Research Paper Volume 13, Issue 21 pp 24171—24191

LncRNA OTUD6B-AS1 promotes paclitaxel resistance in triple negative breast cancer by regulation of miR-26a-5p/MTDH pathway-mediated autophagy and genomic instability

Peng-Ping Li1, , Rong-Guo Li1, , Yu-Qing Huang1, , Jin-Pian Lu2, , Wei-Jun Zhang1, , Zhen-Yu Wang1, ,

  • 1 Department of Breast-Thyroid Surgery, Department of General Surgery, The First Hospital of Xiaoshan District, Hangzhou, Zhejiang Province 311000, China
  • 2 The Second Affiliated Hospital of Zhejiang Chinese Medical University, Hangzhou, Zhejiang Province 310000, China

Received: September 8, 2021       Accepted: October 28, 2021       Published: November 5, 2021
How to Cite

Copyright: © 2021 Li et al. This is an open access article distributed under the terms of the Creative Commons Attribution License (CC BY 3.0), which permits unrestricted use, distribution, and reproduction in any medium, provided the original author and source are credited.

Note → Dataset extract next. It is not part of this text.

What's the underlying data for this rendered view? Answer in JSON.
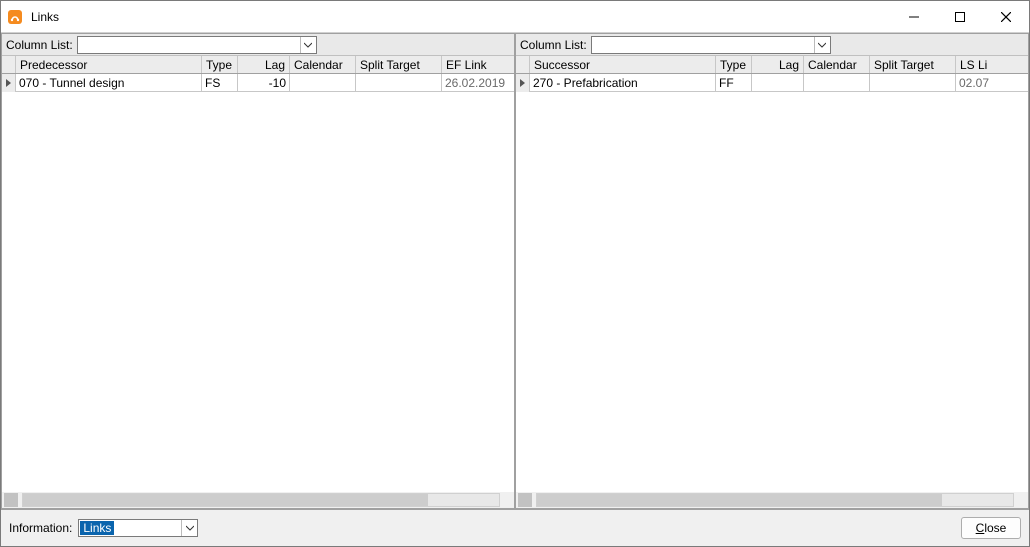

Genomic instability (GIN) is pivotal in regulating tumor drug resistance, which blocked the treatment of triple negative breast cancer (TNBC). Although recent studies implied that non-coding RNA (ncRNA)-mediated autophagy abolishment promoted tumorigenesis by up-regulation of GIN, autophagy was known as a risk factor in tumor drug resistance. However, previous study also pointed that up-regulation of autophagy promoted GIN. Therefore, the relationship between autophagy and GIN is not clear, and more work is needed. And, if an ncRNA is identified to be a co-regulator of autophagy and GIN, it will be a potential therapy target of chemotherapy resistance in TNBC. In our study, we recognized both autophagy-GIN-associated microRNA (mi-26a-5p) by big data analysis, which was prognosis-correlated in breast cancer. Next, we identified the up-stream regulators (long non-coding RNA, lncRNA) and down-stream targets of miR-26a-5p by bioinformatics analysis (online public databases). Finally, we established lncRNA OTUD6B-AS1/miR-26a-5p/MTDH signaling pathway, and verified their functions by cytological, molecular biological and zoological experiments. In general, our study found (1) miR-26a-5p was a protective factor of breast cancer, while OTUD6B-AS1 and MTDH were risk factors; (2) OTUD6B-AS1 was the up-stream regulator of miR-26a-5p verified by luciferase; (3) up-regulation of miR-26a-5p and down-regulation of MTDH promoted cellular cytotoxicity of paclitaxel (PTX) in vitro and in vivo. (4) down-regulation of miR-26a-5p, overexpression of MTDH and OTUD6B-AS1 promoted autophagy and DNA damage; (5) up-regulation of OTUD6B-AS1 and MTDH inhibited DNA damage response (DDR) by inhibiting the phosphorylated activation of RAD51, ATR and ATM.


TNBC: Triple Negative Breast Cancer; PTX: Paclitaxel; GIN: Genomic Instability; lncRNA: Long Non-coding RNA; miRNA: MicroRNA; siRNA: Small Interfere RNA; DDR: DNA Damage Response; DSB: Double Strand Breaks; HR: homologous recombination; NHEJ: Non-Homologous End Binding; RP: Recombination Plasmid; TCGA: The Cancer Genome Atlas.